Picnic at Hanging Rock

 

Peter Weir was a leading figure in the Australian New Wave cinema movement, with films such as the mystery drama "Picnic at Hanging Rock" (1975), the supernatural thriller "The Last Wave" (1977) and the historical drama "Gallipoli" (1981).

Even though "Picnic at Hanging Rock" has lost some its credibility in the age of the mobile phone, it's still as haunting as it was then. There's no full-length copy of it on YouTube, but there is of "The Last Wave", which is about a white solicitor in Sydney whose seemingly normal life is disrupted after he takes on a murder case and discovers that he shares a strange, mystical connection with the small group of local Aboriginal people accused of the crime.

The film opens with a montage of scenes of daily life in Australia in the 1970s: a rural school in the desert, the main street of an outback town, a traffic jam in the city, all being affected by unusually adverse weather conditions that suddenly appear. Only the local Aboriginal people seem to recognize the cosmological significance of these weather phenomena.

During one of these "freak rainstorms" in Sydney, an altercation occurs among a group of Aborigines in a pub, which results in the mysterious death of one of them. At the coroner's inquest, the death is ruled a homicide; and four men are accused of murder. Through the Australian Legal Aid system, David Burton is procured for their defence. The circumstances by which he was contacted and retained are unusual, in that his law practice is corporate taxation and not criminal defense. He nonetheless takes on the case, and his professional and personal lives begin to unravel.

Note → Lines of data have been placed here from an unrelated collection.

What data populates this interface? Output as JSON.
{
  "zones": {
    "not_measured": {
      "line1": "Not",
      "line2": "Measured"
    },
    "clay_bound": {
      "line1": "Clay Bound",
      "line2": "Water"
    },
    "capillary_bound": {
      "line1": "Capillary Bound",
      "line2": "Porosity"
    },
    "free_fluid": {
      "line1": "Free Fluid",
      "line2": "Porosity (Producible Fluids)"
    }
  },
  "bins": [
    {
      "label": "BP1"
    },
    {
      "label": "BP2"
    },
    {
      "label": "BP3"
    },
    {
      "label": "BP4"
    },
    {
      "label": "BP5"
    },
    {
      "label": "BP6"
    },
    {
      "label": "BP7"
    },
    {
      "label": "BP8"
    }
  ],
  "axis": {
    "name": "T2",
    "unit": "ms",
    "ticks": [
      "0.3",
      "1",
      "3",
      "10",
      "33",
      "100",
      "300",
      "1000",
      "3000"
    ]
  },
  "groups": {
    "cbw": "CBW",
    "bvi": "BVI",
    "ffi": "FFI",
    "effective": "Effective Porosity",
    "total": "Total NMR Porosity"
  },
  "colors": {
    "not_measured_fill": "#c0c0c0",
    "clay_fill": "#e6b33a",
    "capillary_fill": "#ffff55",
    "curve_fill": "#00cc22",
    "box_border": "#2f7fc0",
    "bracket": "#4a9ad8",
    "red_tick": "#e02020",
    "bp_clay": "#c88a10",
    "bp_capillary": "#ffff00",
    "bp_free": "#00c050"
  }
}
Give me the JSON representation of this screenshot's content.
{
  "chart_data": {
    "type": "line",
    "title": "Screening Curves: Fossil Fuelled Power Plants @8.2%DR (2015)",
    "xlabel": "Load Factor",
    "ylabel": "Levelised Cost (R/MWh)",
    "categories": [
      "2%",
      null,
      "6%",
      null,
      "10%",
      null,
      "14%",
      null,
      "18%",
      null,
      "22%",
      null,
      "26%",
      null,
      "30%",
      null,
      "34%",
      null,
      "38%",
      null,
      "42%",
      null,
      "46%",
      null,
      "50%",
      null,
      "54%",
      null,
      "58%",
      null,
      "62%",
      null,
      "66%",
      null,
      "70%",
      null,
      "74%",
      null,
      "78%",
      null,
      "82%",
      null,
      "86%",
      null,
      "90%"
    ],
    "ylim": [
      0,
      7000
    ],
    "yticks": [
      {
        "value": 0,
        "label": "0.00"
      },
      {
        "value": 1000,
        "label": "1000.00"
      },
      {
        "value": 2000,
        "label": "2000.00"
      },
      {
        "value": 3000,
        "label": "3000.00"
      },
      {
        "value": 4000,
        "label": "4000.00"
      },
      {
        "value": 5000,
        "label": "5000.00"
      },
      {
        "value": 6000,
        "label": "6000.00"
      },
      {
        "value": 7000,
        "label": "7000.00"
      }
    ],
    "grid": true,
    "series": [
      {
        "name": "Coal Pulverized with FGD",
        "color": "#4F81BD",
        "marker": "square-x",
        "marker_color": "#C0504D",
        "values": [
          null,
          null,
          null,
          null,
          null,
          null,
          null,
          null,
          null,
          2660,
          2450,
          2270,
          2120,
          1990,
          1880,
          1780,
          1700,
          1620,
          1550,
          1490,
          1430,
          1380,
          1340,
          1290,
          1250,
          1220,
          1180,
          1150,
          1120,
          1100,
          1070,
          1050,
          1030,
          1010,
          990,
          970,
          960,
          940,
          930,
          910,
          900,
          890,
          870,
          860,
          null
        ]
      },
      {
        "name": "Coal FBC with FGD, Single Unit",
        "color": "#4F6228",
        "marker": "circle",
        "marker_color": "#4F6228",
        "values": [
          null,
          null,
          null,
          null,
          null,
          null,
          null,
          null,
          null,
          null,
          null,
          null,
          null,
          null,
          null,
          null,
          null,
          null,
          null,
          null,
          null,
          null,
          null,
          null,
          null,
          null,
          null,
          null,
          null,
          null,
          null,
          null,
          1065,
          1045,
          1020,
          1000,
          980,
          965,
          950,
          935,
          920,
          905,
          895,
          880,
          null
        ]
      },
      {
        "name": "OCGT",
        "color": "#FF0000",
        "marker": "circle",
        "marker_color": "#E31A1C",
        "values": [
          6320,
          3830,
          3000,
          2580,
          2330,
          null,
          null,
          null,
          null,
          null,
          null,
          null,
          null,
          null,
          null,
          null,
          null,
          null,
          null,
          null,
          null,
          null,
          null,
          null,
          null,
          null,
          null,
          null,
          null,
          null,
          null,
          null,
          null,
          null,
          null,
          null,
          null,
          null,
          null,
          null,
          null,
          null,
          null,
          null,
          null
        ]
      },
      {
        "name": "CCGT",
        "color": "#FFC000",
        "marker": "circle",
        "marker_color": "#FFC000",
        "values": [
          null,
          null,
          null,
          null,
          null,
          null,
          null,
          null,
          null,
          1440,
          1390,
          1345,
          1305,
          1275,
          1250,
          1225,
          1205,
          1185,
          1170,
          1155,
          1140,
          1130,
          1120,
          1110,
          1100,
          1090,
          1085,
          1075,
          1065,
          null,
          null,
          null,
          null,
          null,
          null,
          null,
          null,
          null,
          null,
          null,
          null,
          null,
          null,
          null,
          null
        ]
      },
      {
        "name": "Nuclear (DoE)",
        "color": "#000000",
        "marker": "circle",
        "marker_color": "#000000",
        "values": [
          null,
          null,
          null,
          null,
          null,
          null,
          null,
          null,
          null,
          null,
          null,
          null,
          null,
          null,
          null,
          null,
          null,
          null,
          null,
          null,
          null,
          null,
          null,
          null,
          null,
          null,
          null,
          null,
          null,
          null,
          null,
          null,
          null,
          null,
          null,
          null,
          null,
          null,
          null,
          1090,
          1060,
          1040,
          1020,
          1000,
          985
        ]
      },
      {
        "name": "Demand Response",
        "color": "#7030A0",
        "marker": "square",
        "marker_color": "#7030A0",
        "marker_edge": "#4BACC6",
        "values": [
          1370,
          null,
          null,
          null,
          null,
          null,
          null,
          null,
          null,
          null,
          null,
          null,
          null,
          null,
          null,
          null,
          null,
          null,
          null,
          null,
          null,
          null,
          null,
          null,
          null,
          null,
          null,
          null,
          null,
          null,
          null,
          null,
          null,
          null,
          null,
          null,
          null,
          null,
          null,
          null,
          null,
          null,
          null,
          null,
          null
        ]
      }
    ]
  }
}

Plagued by bizarre dreams, Burton begins to sense an otherworldly connection to one of the accused. He also feels connected to the increasingly strange weather phenomena besetting the city. His dreams intensify along with his obsession with the murder case, which he comes to believe is an Aboriginal tribal killing by curse, in which the victim believed. Learning more about Aboriginal practices and the concept of Dreamtime as a parallel world of existence, Burton comes to believe the strange weather bodes of a coming apocalypse.

The film climaxes in a confrontation between the lawyer and the tribe's shaman in a subterranean sacred site. Overcoming the shaman, Burton escapes to the surface, but in the tunnel loses various tribal relics. After emerging from the sewer, he collapses on the beach and stares entranced at the horizon. The screen is filled by the shot of a towering ocean wave, though it remains unclear whether we are witnessing reality or sharing in Burton's final, apocalyptic premonition.